The article mentions James O'Dell, who also appears in the documentary I Still Worship Zeus.

What happens in Greece first may happen next in the UK or elsewhere in Western Europe. A number of British Pagans have borrowed the rhetoric of American Indian activists about sacred sites and about ancestral remains stored in museums.

• After a couple of years, this blog seems to have been removed from BeliefNet's "Blog Heaven" site, where it used to appear in the "Other Faiths" category at the very bottom of the page.

No one from BeliefNet informed me that my blog was given the boot; I just happened to notice.

When I asked what was going on, someone named Tim Hayne, editorial project manager, said that it was unintentional and tried to make it look like it was my fault for changing something at this end. (Don't tech-support people always try to make problems look like the user's fault?)

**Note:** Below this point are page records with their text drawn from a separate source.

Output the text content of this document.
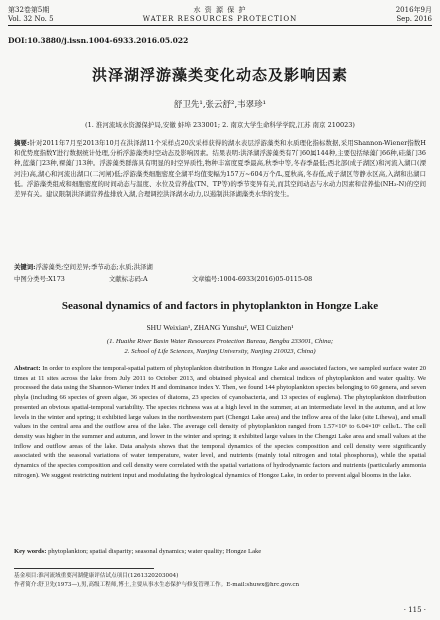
第32卷第5期
Vol. 32 No. 5
水 资 源 保 护
WATER RESOURCES PROTECTION
2016年9月
Sep. 2016
DOI:10.3880/j.issn.1004-6933.2016.05.022
洪泽湖浮游藻类变化动态及影响因素
舒卫先¹,张云舒²,韦翠珍¹
(1. 淮河流域水资源保护局,安徽 蚌埠 233001; 2. 南京大学生命科学学院,江苏 南京 210023)
摘要:针对2011年7月至2013年10月在洪泽湖11个采样点20次采样获得的湖水表层浮游藻类和水质理化指标数据,采用Shannon-Wiener指数H和优势度指数Y进行数据统计处理,分析浮游藻类时空动态及影响因素。结果表明:洪泽湖浮游藻类有7门60属144种,主要包括绿藻门66种,硅藻门36种,蓝藻门23种,裸藻门13种。浮游藻类群落具有明显的时空异质性,物种丰富度夏季最高,秋季中等,冬春季最低;西北部(成子湖区)和河流入湖口(溧河洼)高,湖心和河流出湖口(二河闸)低;浮游藻类细胞密度全湖平均值变幅为157万~604万个/L,夏秋高,冬春低,成子湖区等静水区高,入湖和出湖口低。浮游藻类组成和细胞密度的时间动态与温度、水位及营养盐(TN、TP等)的季节变异有关,而其空间动态与水动力因素和营养盐(NH₃-N)的空间差异有关。建议限制洪泽湖营养盐排放入湖,合理调控洪泽湖水动力,以遏制洪泽湖藻类水华的发生。
关键词:浮游藻类;空间差异;季节动态;水质;洪泽湖
中图分类号:X173	文献标志码:A	文章编号:1004-6933(2016)05-0115-08
Seasonal dynamics of and factors in phytoplankton in Hongze Lake
SHU Weixian¹, ZHANG Yunshu², WEI Cuizhen¹
(1. Huaihe River Basin Water Resources Protection Bureau, Bengbu 233001, China;
2. School of Life Sciences, Nanjing University, Nanjing 210023, China)
Abstract: In order to explore the temporal-spatial pattern of phytoplankton distribution in Hongze Lake and associated factors, we sampled surface water 20 times at 11 sites across the lake from July 2011 to October 2013, and obtained physical and chemical indices of phytoplankton and water quality. We processed the data using the Shannon-Wiener index H and dominance index Y. Then, we found 144 phytoplankton species belonging to 60 genera, and seven phyla (including 66 species of green algae, 36 species of diatoms, 23 species of cyanobacteria, and 13 species of euglena). The phytoplankton distribution presented an obvious spatial-temporal variability. The species richness was at a high level in the summer, at an intermediate level in the autumn, and at low levels in the winter and spring; it exhibited large values in the northwestern part (Chengzi Lake area) and the inflow area of the lake (site Lihewa), and small values in the central area and the outflow area of the lake. The average cell density of phytoplankton ranged from 1.57×10⁶ to 6.04×10⁶ cells/L. The cell density was higher in the summer and autumn, and lower in the winter and spring; it exhibited large values in the Chengzi Lake area and small values at the inflow and outflow areas of the lake. Data analysis shows that the temporal dynamics of the species composition and cell density were significantly associated with the seasonal variations of water temperature, water level, and nutrients (mainly total nitrogen and total phosphorus), while the spatial dynamics of the species composition and cell density were correlated with the spatial variations of hydrodynamic factors and nutrients (particularly ammonia nitrogen). We suggest restricting nutrient input and modulating the hydrological dynamics of Hongze Lake, in order to prevent algal blooms in the lake.
Key words: phytoplankton; spatial disparity; seasonal dynamics; water quality; Hongze Lake
基金项目:淮河流域重要河湖健康评估试点项目(1261320203004)
作者简介:舒卫先(1973—),男,高级工程师,博士,主要从事水生态保护与修复管理工作。E-mail:shuwx@hrc.gov.cn
· 115 ·
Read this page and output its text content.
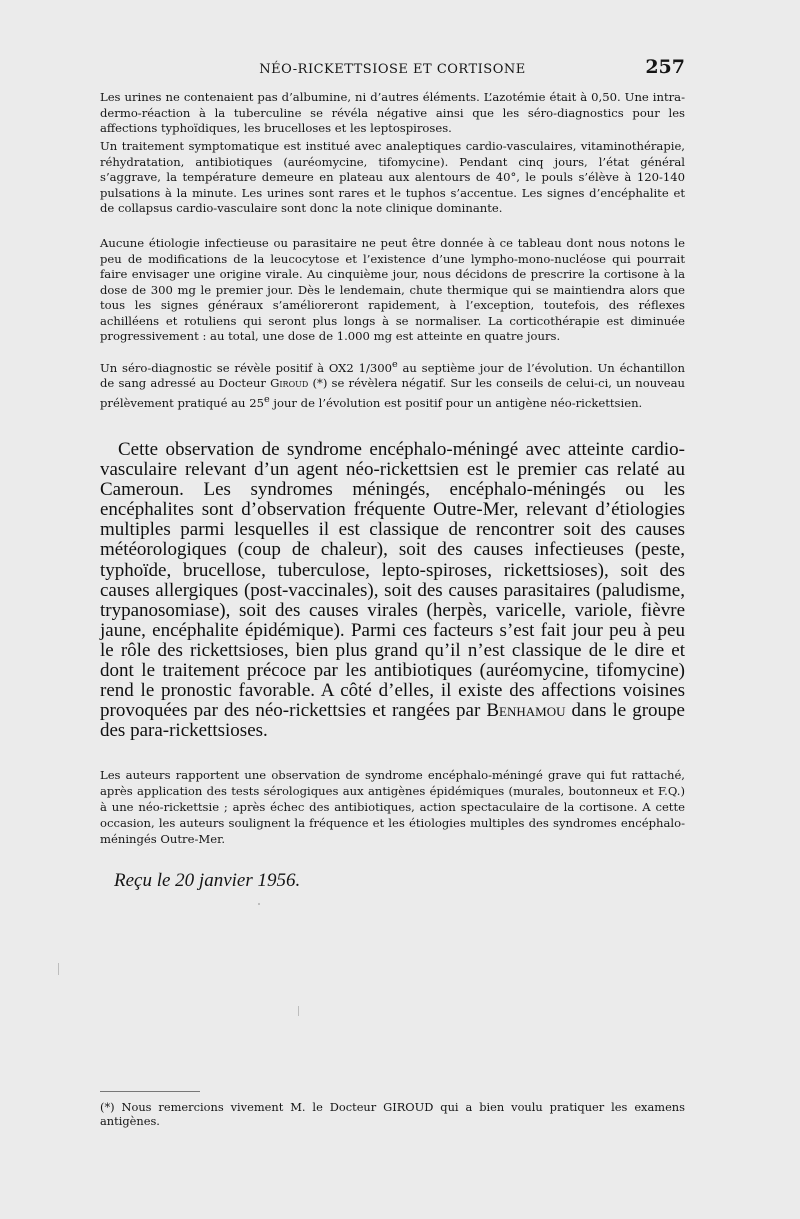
NÉO-RICKETTSIOSE ET CORTISONE	257

Les urines ne contenaient pas d’albumine, ni d’autres éléments. L’azotémie était à 0,50. Une intra-dermo-réaction à la tuberculine se révéla négative ainsi que les séro-diagnostics pour les affections typhoïdiques, les brucelloses et les leptospiroses.

Un traitement symptomatique est institué avec analeptiques cardio-vasculaires, vitaminothérapie, réhydratation, antibiotiques (auréomycine, tifomycine). Pendant cinq jours, l’état général s’aggrave, la température demeure en plateau aux alentours de 40°, le pouls s’élève à 120-140 pulsations à la minute. Les urines sont rares et le tuphos s’accentue. Les signes d’encéphalite et de collapsus cardio-vasculaire sont donc la note clinique dominante.

Aucune étiologie infectieuse ou parasitaire ne peut être donnée à ce tableau dont nous notons le peu de modifications de la leucocytose et l’existence d’une lympho-mono-nucléose qui pourrait faire envisager une origine virale. Au cinquième jour, nous décidons de prescrire la cortisone à la dose de 300 mg le premier jour. Dès le lendemain, chute thermique qui se maintiendra alors que tous les signes généraux s’amélioreront rapidement, à l’exception, toutefois, des réflexes achilléens et rotuliens qui seront plus longs à se normaliser. La corticothérapie est diminuée progressivement : au total, une dose de 1.000 mg est atteinte en quatre jours.

Un séro-diagnostic se révèle positif à OX2 1/300e au septième jour de l’évolution. Un échantillon de sang adressé au Docteur Giroud (*) se révèlera négatif. Sur les conseils de celui-ci, un nouveau prélèvement pratiqué au 25e jour de l’évolution est positif pour un antigène néo-rickettsien.

Cette observation de syndrome encéphalo-méningé avec atteinte cardio-vasculaire relevant d’un agent néo-rickettsien est le premier cas relaté au Cameroun. Les syndromes méningés, encéphalo-méningés ou les encéphalites sont d’observation fréquente Outre-Mer, relevant d’étiologies multiples parmi lesquelles il est classique de rencontrer soit des causes météorologiques (coup de chaleur), soit des causes infectieuses (peste, typhoïde, brucellose, tuberculose, lepto-spiroses, rickettsioses), soit des causes allergiques (post-vaccinales), soit des causes parasitaires (paludisme, trypanosomiase), soit des causes virales (herpès, varicelle, variole, fièvre jaune, encéphalite épidémique). Parmi ces facteurs s’est fait jour peu à peu le rôle des rickettsioses, bien plus grand qu’il n’est classique de le dire et dont le traitement précoce par les antibiotiques (auréomycine, tifomycine) rend le pronostic favorable. A côté d’elles, il existe des affections voisines provoquées par des néo-rickettsies et rangées par Benhamou dans le groupe des para-rickettsioses.

Les auteurs rapportent une observation de syndrome encéphalo-méningé grave qui fut rattaché, après application des tests sérologiques aux antigènes épidémiques (murales, boutonneux et F.Q.) à une néo-rickettsie ; après échec des antibiotiques, action spectaculaire de la cortisone. A cette occasion, les auteurs soulignent la fréquence et les étiologies multiples des syndromes encéphalo-méningés Outre-Mer.

Reçu le 20 janvier 1956.

(*) Nous remercions vivement M. le Docteur GIROUD qui a bien voulu pratiquer les examens antigènes.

Ten days have gone by, but nothing has changed. You won't find Letter From Hardscrabble Creek in Blog Heaven. (Maybe there is a Blog Limbo somewhere.)

But the URL of my site feed has not changed. So I have to wonder if someone at the supposedly interfaith BeliefNet site just cannot stomach an outspokenly Pagan blog.

It's their site and they can run it the way that they want. But why can't they be honest?